Natural gas is on pace to overtake coal as the most popular fuel for electricity generation, another sign of coal’s struggles.
The U.S. Energy Information Administration believes natural gas will provide 33% of generation in 2016, while coal’s share will likely fall to 32%. That would be the first time that natural gas beats coal on an annual basis. The EIA says natural gas and coal each contributed one-third of all electricity generation in 2015.
Coal accounted for half of all U.S. electricity generation between 2000 and 2008. But coal use has declined sharply over the last decade, as the U.S. fracking boom flooded the market with cheap natural gas.
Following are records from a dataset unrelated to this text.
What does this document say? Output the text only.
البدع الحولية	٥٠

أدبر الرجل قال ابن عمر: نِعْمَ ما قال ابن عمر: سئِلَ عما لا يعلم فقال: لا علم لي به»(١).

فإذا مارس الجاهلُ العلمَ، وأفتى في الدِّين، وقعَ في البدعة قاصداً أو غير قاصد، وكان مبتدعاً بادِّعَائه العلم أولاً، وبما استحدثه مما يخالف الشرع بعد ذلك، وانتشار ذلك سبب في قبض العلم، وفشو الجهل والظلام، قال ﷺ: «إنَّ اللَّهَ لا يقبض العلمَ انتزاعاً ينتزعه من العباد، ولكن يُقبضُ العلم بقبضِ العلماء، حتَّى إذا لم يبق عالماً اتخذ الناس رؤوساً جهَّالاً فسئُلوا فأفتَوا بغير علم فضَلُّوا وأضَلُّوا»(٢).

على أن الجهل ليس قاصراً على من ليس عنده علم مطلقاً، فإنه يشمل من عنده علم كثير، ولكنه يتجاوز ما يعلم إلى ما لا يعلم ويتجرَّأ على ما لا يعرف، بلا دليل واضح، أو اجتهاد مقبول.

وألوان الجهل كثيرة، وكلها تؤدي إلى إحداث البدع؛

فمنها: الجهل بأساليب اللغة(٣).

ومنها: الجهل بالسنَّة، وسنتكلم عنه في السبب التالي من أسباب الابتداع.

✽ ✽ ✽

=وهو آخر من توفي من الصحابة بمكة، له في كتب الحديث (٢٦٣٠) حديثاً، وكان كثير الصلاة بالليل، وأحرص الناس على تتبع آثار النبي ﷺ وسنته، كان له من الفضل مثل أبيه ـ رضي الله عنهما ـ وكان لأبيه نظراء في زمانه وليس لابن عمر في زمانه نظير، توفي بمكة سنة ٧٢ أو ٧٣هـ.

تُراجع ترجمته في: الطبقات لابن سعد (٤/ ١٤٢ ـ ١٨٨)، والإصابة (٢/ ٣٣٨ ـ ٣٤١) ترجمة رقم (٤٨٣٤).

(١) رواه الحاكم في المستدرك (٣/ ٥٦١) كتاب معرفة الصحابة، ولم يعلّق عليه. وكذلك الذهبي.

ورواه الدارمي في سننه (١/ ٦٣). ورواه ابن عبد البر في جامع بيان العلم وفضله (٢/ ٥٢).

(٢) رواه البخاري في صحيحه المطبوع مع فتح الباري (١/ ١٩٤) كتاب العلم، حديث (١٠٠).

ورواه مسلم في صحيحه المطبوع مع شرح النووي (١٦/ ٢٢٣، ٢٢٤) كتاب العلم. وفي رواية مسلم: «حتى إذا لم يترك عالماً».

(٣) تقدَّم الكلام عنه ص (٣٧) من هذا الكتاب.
As a result, coal companies have come under intense pressure, and the Obama administration’s efforts to implement new regulations on coal-fired power plants have created even more uncertainty for the industry. Some coal plants have shifted generation to natural gas in response.
Peabody Energy (NYSE:BTU), the largest coal miner in the U.S., said this week it doesn’t expect to meet certain financial obligations by March 31, warning that bankruptcy could be the next step. Peabody, which has reported annual losses four years running, noted that “sustained depressed” prices have hurt its bottom line.
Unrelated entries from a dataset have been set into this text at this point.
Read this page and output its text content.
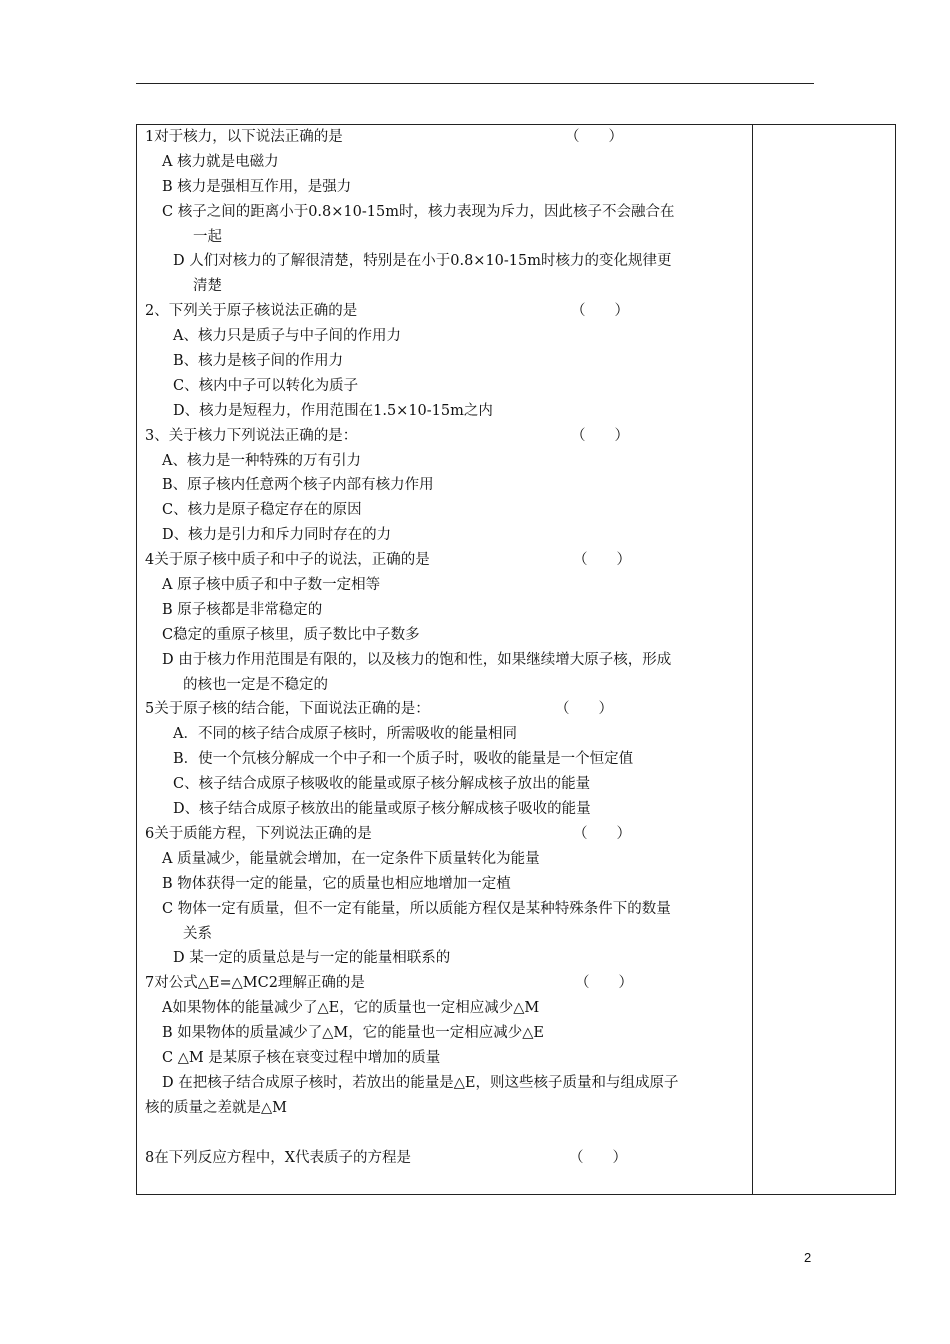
1对于核力，以下说法正确的是	（　　）
A 核力就是电磁力
B 核力是强相互作用，是强力
C 核子之间的距离小于0.8×10-15m时，核力表现为斥力，因此核子不会融合在
一起
D 人们对核力的了解很清楚，特别是在小于0.8×10-15m时核力的变化规律更
清楚
2、下列关于原子核说法正确的是	（　　）
A、核力只是质子与中子间的作用力
B、核力是核子间的作用力
C、核内中子可以转化为质子
D、核力是短程力，作用范围在1.5×10-15m之内
3、关于核力下列说法正确的是：	（　　）
A、核力是一种特殊的万有引力
B、原子核内任意两个核子内部有核力作用
C、核力是原子稳定存在的原因
D、核力是引力和斥力同时存在的力
4关于原子核中质子和中子的说法，正确的是	（　　）
A 原子核中质子和中子数一定相等
B 原子核都是非常稳定的
C稳定的重原子核里，质子数比中子数多
D 由于核力作用范围是有限的，以及核力的饱和性，如果继续增大原子核，形成
的核也一定是不稳定的
5关于原子核的结合能，下面说法正确的是：	（　　）
A．不同的核子结合成原子核时，所需吸收的能量相同
B．使一个氘核分解成一个中子和一个质子时，吸收的能量是一个恒定值
C、核子结合成原子核吸收的能量或原子核分解成核子放出的能量
D、核子结合成原子核放出的能量或原子核分解成核子吸收的能量
6关于质能方程，下列说法正确的是	（　　）
A 质量减少，能量就会增加，在一定条件下质量转化为能量
B 物体获得一定的能量，它的质量也相应地增加一定植
C 物体一定有质量，但不一定有能量，所以质能方程仅是某种特殊条件下的数量
关系
D 某一定的质量总是与一定的能量相联系的
7对公式△E=△MC2理解正确的是	（　　）
A如果物体的能量减少了△E，它的质量也一定相应减少△M
B 如果物体的质量减少了△M，它的能量也一定相应减少△E
C △M 是某原子核在衰变过程中增加的质量
D 在把核子结合成原子核时，若放出的能量是△E，则这些核子质量和与组成原子
核的质量之差就是△M
8在下列反应方程中，X代表质子的方程是	（　　）
2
Patriot Coal, a spinoff of Peabody, went through bankruptcy last year. Alpha Natural Resources, another major coal miner, filed for Chapter 11 bankruptcy protection in August 2015.
Renewable power sources have increased their share of the electricity market, too. EIA estimates show non-hydroelectric generation, including wind and solar power, will be responsible for 8% for this year’s domestic electricity supply.
Hydroelectric power will have a 6% share, while nuclear power will remain fairly level year-over-year at 19%.